Во сне я опять видел старую Землю. Мне грезилось, что сегодня первое сентября, и мама, бабушка и отец провожают меня в школу. Мама озабоченно приглаживает мне вихры: "Кирилл, в кого у тебя такие волосы? Просто пружины!" Отец строго бурчит что-то про стрелочки на брюках, а бабушка пытается всучить мне огромный, как веник, букет гладиолусов. "Да, ну его!
– сержусь я.
– Что я, первоклассник?" "Ну как же без цветов!" - пугается бабушка и все-таки всучивает мне его. Переупрямить мою бабушку так же сложно, как переехать танк. Потом я иду в школу и размышляю, что сейчас увижу наших ребят. Интересно, сильно ли они изменились за лето? И вот в тот самый миг, когда я вот-вот должен повернуть за угол и бросить взгляд на школьный двор, кто-то начинает энергично трясти меня за плечо. Помню, мне страшно не хотелось просыпаться, но, увы, сон уже ускользнул. Я открыл глаза и увидел совсем рядом два желтых зуба, крючковатый, весь в буграх, нос и седые спутанные волосы.

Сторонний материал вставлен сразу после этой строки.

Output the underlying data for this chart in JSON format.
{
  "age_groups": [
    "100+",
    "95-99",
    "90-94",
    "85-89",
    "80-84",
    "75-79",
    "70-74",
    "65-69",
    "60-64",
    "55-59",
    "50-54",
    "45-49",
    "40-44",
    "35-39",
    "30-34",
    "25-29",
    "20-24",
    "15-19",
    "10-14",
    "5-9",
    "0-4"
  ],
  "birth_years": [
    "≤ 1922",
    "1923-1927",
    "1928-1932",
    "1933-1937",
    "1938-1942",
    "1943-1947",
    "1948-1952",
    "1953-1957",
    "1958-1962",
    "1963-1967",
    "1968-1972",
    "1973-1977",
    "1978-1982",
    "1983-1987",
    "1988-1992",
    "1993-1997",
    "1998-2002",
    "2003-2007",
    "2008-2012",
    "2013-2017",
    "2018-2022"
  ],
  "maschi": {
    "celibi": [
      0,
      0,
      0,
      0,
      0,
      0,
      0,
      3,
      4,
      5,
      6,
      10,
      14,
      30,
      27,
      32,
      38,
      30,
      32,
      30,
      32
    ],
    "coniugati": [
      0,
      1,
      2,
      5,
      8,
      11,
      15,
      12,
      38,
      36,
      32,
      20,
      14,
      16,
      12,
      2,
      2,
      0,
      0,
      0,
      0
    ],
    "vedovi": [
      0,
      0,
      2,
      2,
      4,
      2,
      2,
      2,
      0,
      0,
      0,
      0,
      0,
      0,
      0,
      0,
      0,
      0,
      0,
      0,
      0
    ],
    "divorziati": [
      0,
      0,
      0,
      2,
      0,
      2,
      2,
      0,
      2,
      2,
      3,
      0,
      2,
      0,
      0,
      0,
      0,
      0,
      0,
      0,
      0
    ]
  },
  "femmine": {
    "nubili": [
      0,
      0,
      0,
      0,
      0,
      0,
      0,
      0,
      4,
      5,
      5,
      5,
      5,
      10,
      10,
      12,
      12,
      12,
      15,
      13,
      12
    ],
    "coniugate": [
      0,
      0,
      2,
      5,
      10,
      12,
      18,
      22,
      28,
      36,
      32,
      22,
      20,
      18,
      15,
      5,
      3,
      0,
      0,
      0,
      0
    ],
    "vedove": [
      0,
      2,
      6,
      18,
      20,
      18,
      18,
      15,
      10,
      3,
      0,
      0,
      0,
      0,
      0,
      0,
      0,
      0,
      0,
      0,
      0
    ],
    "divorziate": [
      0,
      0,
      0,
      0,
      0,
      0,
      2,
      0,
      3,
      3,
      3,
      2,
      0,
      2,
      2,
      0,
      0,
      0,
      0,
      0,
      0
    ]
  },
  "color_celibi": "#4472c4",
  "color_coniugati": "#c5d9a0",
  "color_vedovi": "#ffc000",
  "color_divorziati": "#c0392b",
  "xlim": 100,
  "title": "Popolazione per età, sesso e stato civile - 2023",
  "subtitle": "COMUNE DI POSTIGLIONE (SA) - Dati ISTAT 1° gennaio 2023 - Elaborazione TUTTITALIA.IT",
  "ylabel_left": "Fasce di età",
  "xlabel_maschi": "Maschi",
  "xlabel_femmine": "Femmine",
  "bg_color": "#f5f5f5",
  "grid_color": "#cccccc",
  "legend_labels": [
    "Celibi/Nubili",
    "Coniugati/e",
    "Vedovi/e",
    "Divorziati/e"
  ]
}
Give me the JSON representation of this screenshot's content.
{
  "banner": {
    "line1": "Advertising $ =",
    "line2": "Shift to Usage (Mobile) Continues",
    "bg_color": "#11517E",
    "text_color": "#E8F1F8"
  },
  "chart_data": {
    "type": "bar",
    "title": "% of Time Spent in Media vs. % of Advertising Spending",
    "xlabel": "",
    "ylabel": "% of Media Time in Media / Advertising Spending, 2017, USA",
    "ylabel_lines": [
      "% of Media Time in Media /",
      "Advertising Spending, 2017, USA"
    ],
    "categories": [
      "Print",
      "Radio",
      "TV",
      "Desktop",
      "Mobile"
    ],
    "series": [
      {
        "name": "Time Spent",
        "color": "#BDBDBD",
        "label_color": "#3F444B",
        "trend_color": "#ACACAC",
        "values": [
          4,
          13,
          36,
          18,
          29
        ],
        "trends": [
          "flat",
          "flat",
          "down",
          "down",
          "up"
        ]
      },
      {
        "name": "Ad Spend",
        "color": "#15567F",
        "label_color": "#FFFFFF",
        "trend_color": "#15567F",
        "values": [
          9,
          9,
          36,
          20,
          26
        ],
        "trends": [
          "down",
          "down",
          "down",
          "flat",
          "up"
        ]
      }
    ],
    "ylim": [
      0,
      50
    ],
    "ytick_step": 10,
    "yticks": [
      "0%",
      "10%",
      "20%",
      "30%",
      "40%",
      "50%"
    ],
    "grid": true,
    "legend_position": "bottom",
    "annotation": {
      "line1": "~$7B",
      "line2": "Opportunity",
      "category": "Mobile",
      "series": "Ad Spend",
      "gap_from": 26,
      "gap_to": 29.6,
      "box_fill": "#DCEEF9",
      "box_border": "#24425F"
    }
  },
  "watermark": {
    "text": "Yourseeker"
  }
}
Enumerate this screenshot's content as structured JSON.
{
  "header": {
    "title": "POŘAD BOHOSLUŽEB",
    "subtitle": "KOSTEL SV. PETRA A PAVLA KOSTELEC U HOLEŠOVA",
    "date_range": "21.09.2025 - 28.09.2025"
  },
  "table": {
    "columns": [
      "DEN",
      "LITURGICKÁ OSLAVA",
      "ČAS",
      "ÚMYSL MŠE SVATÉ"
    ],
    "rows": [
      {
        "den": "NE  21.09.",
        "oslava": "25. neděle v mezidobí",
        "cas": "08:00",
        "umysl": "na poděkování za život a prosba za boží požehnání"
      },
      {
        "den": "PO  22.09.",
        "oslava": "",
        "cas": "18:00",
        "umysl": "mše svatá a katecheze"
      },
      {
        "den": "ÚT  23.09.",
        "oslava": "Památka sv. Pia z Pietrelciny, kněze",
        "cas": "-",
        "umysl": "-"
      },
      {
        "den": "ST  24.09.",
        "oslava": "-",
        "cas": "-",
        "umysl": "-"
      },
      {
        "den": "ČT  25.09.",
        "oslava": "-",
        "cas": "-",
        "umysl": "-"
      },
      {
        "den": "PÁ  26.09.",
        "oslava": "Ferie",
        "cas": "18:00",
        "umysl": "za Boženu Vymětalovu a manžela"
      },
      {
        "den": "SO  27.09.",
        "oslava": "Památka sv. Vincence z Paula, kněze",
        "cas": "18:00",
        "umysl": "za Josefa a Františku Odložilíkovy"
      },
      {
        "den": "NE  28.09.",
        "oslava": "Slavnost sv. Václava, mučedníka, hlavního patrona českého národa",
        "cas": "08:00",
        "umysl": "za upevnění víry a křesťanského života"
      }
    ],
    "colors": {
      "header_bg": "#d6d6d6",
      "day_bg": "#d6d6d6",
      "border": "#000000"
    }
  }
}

Если бы это морщинистое, с сердитыми бровями лицо привиделось мне, скажем, год назад, в человеческом мире, я вполне мог бы сделаться заикой. Однако теперь я ограничился лишь тем, что зевнул и сказал: - С добрым утром, Ягге! Ягге что-то проворчала про "доброе утро". Старушка хоть сама и была доброй, по старой привычке терпеть не могла этого слова. - Опять Земля снилась?
– проницательно спросила она. Я подозреваю, что Ягге умеет читать мысли, хотя она и клянется в обратном. - Да, - кратко ответил я, ощущая подозрительное пощипывание в глазах. Но лишь на миг - потом я взял себя в руки. Ягге ободряюще погладила меня ладонью по щеке, шепнула что-то, и остатки сна улетучились. - Кончай бока отлеживать, Кирюха! Бери ноги в руки и марш в школу! - Не-а, не поеду!
– хитро зевнул я.
– Ты забыла, что у меня гроб угнали? А ты мне что вчера сказала? Вокруг глаз у Ягге появились добродушные лукавые морщинки. Глаза у суровой старухи были особенные - почти круглые, размытого серого цвета, с небольшими светлыми крапинками. Их выражение менялось так часто, что я порой не мог понять, говорит ли Ягге всерьез. - Думаешь, жалко мне тебя? Жалко у пчёлки! Вернула я тебе твой гробульник, проворчала старушка. - Как вернула?
– недоверчиво переспросил я. - Оборотни сами его привезли. - САМИ?!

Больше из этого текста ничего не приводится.